Crime

The Alleged Silk Road Mastermind Teaches Us All How Not to Hire a Hit Man

gun
This is a gun. Don’t hire someone on the Internet to use one on your behalf.

Photo by KAREN BLEIER/AFP/Getty Images

In the criminal complaint against Ross William Ulbricht, aka “Dread Pirate Roberts,” the 29-year-old San Francisco man accused of running a massive online illegal marketplace called Silk Road, authorities allege that Ulbricht attempted to arrange the murder of a man who had threatened to reveal personal data about Silk Road users. This apparently wasn’t Ulbricht’s first dalliance with assassination; online records indicate that, while arranging the hit, Ulbricht noted that “not long ago, I had a clean hit done for $80k.”

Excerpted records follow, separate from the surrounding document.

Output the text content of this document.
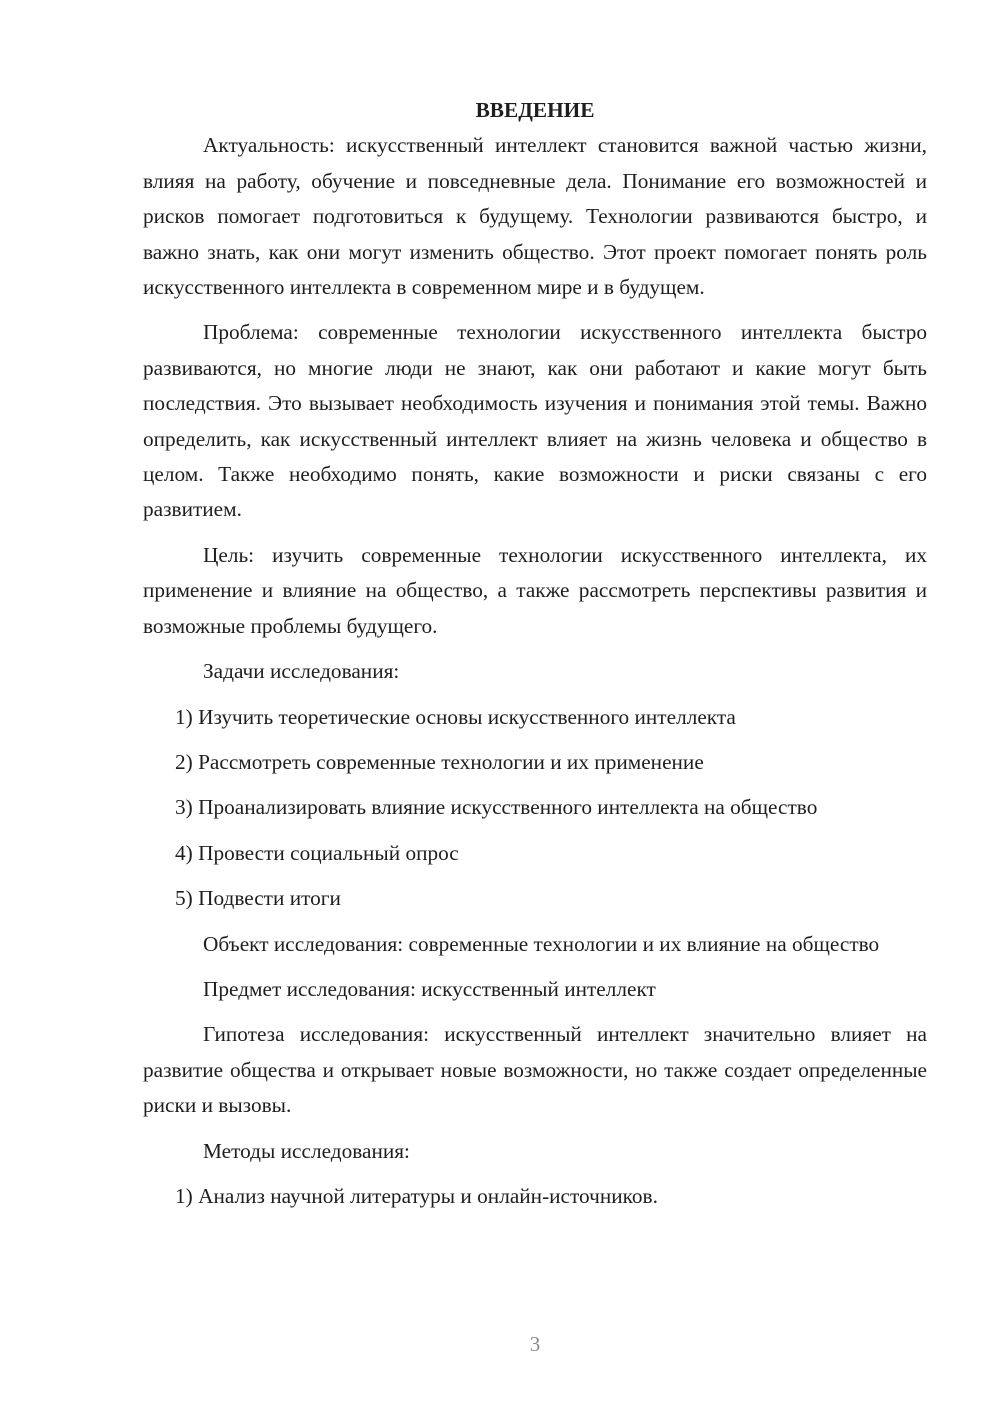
ВВЕДЕНИЕ

Актуальность: искусственный интеллект становится важной частью жизни, влияя на работу, обучение и повседневные дела. Понимание его возможностей и рисков помогает подготовиться к будущему. Технологии развиваются быстро, и важно знать, как они могут изменить общество. Этот проект помогает понять роль искусственного интеллекта в современном мире и в будущем.

Проблема: современные технологии искусственного интеллекта быстро развиваются, но многие люди не знают, как они работают и какие могут быть последствия. Это вызывает необходимость изучения и понимания этой темы. Важно определить, как искусственный интеллект влияет на жизнь человека и общество в целом. Также необходимо понять, какие возможности и риски связаны с его развитием.

Цель: изучить современные технологии искусственного интеллекта, их применение и влияние на общество, а также рассмотреть перспективы развития и возможные проблемы будущего.

Задачи исследования:

1) Изучить теоретические основы искусственного интеллекта

2) Рассмотреть современные технологии и их применение

3) Проанализировать влияние искусственного интеллекта на общество

4) Провести социальный опрос

5) Подвести итоги

Объект исследования: современные технологии и их влияние на общество

Предмет исследования: искусственный интеллект

Гипотеза исследования: искусственный интеллект значительно влияет на развитие общества и открывает новые возможности, но также создает определенные риски и вызовы.

Методы исследования:

1) Анализ научной литературы и онлайн-источников.

3
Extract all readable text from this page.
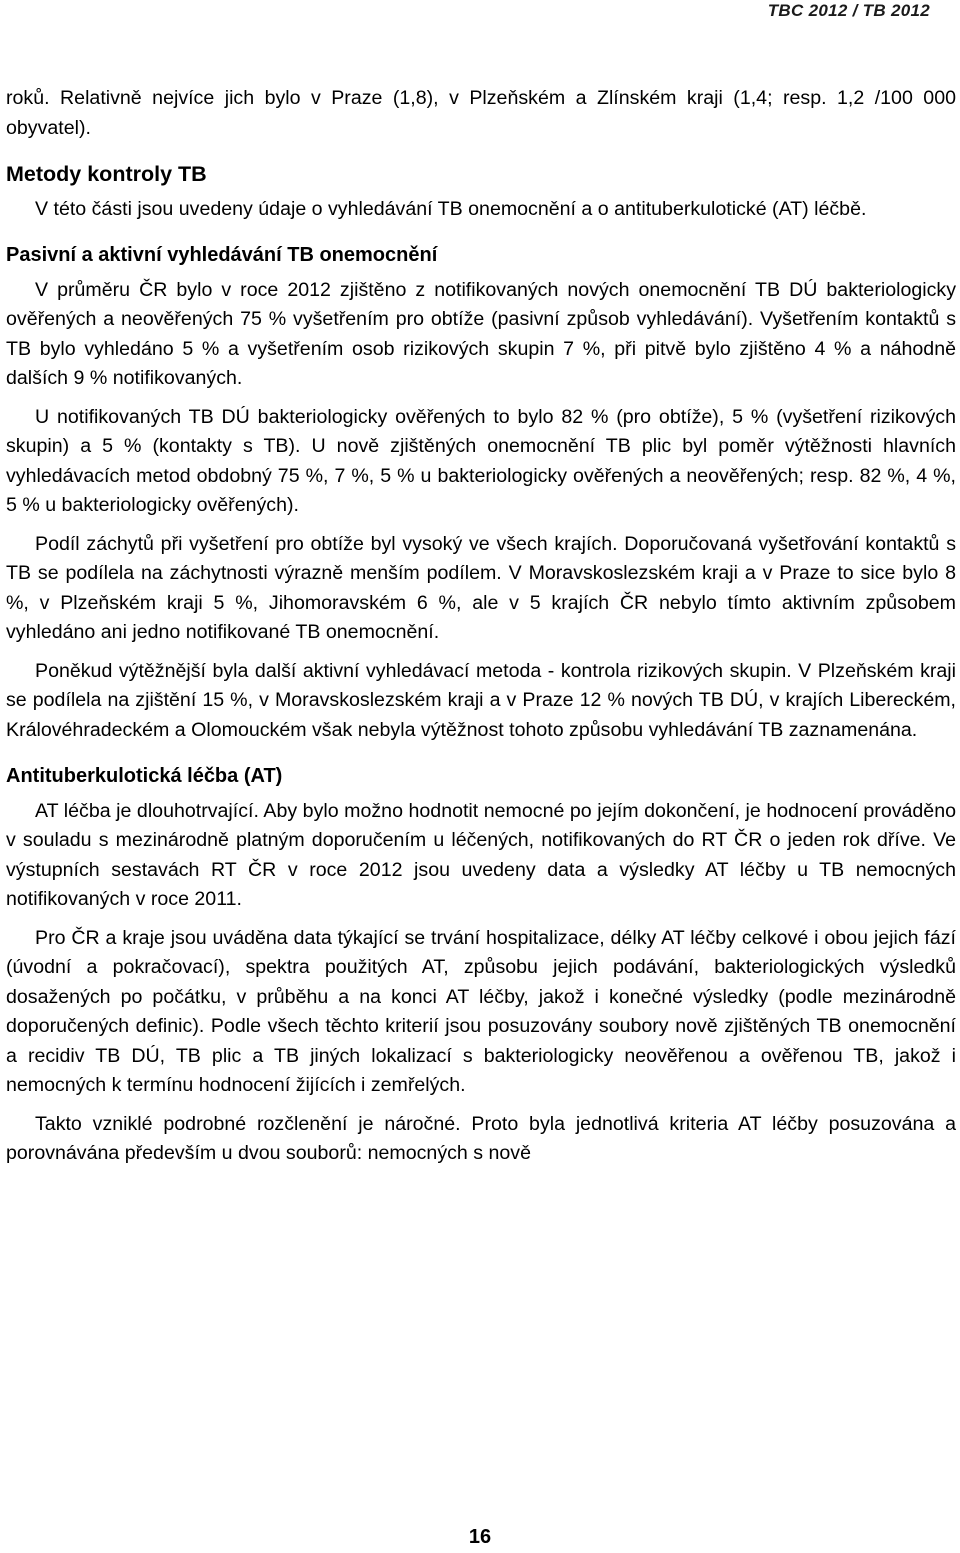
TBC 2012 / TB 2012

roků. Relativně nejvíce jich bylo v Praze (1,8), v Plzeňském a Zlínském kraji (1,4; resp. 1,2 /100 000 obyvatel).

Metody kontroly TB

V této části jsou uvedeny údaje o vyhledávání TB onemocnění a o antituberkulotické (AT) léčbě.

Pasivní a aktivní vyhledávání TB onemocnění

V průměru ČR bylo v roce 2012 zjištěno z notifikovaných nových onemocnění TB DÚ bakteriologicky ověřených a neověřených 75 % vyšetřením pro obtíže (pasivní způsob vyhledávání). Vyšetřením kontaktů s TB bylo vyhledáno 5 % a vyšetřením osob rizikových skupin 7 %, při pitvě bylo zjištěno 4 % a náhodně dalších 9 % notifikovaných.

U notifikovaných TB DÚ bakteriologicky ověřených to bylo 82 % (pro obtíže), 5 % (vyšetření rizikových skupin) a 5 % (kontakty s TB). U nově zjištěných onemocnění TB plic byl poměr výtěžnosti hlavních vyhledávacích metod obdobný 75 %, 7 %, 5 % u bakteriologicky ověřených a neověřených; resp. 82 %, 4 %, 5 % u bakteriologicky ověřených).

Podíl záchytů při vyšetření pro obtíže byl vysoký ve všech krajích. Doporučovaná vyšetřování kontaktů s TB se podílela na záchytnosti výrazně menším podílem. V Moravskoslezském kraji a v Praze to sice bylo 8 %, v Plzeňském kraji 5 %, Jihomoravském 6 %, ale v 5 krajích ČR nebylo tímto aktivním způsobem vyhledáno ani jedno notifikované TB onemocnění.

Poněkud výtěžnější byla další aktivní vyhledávací metoda - kontrola rizikových skupin. V Plzeňském kraji se podílela na zjištění 15 %, v Moravskoslezském kraji a v Praze 12 % nových TB DÚ, v krajích Libereckém, Královéhradeckém a Olomouckém však nebyla výtěžnost tohoto způsobu vyhledávání TB zaznamenána.

Antituberkulotická léčba (AT)

AT léčba je dlouhotrvající. Aby bylo možno hodnotit nemocné po jejím dokončení, je hodnocení prováděno v souladu s mezinárodně platným doporučením u léčených, notifikovaných do RT ČR o jeden rok dříve. Ve výstupních sestavách RT ČR v roce 2012 jsou uvedeny data a výsledky AT léčby u TB nemocných notifikovaných v roce 2011.

Pro ČR a kraje jsou uváděna data týkající se trvání hospitalizace, délky AT léčby celkové i obou jejich fází (úvodní a pokračovací), spektra použitých AT, způsobu jejich podávání, bakteriologických výsledků dosažených po počátku, v průběhu a na konci AT léčby, jakož i konečné výsledky (podle mezinárodně doporučených definic). Podle všech těchto kriterií jsou posuzovány soubory nově zjištěných TB onemocnění a recidiv TB DÚ, TB plic a TB jiných lokalizací s bakteriologicky neověřenou a ověřenou TB, jakož i nemocných k termínu hodnocení žijících i zemřelých.

Takto vzniklé podrobné rozčlenění je náročné. Proto byla jednotlivá kriteria AT léčby posuzována a porovnávána především u dvou souborů: nemocných s nově

16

A new charge against Ulbricht now provides details of that “clean hit,” which, as it turns out, was neither clean nor a hit. An indictment from the U.S. District Court in Maryland alleges that, in January 2013, Ulbricht attempted to arrange the murder of a former employee who had recently been arrested by the feds. Unfortunately for him, the “assassin” he tried to hire was an undercover federal agent.

According to the indictment, Ulbricht sent the agent $40,000 up front; once the hit was “confirmed” by means of an elaborately staged photograph, Ulbricht sent him another $40,000. Ulbricht’s alleged response to the photograph is dripping with irony:

After receiving the photograph, ROSS WILLIAM ULBRICHT, a/k/a “Dread Pirate Roberts,” a/k/a “DPR,” stated that “I’m pissed I had to kill him … but what’s done is done[,]” and that “I just can’t believe he was so stupid[,] … I just wish more people had some integrity[.]”

The incompetence here is staggering. I won’t bother talking about how someone so obviously smart in a technological sense could be so gullible in other regards. But I will offer two pieces of advice that everyone—Internet drug baron or not—would do well to heed. First, a bloody photograph does not count as proof that someone has been killed. Second, if you try to arrange a murder online, you should automatically assume that your contact is an undercover government agent. As such, you should never try to arrange a murder online. It will just end up with you getting arrested, and the entire world laughing at you.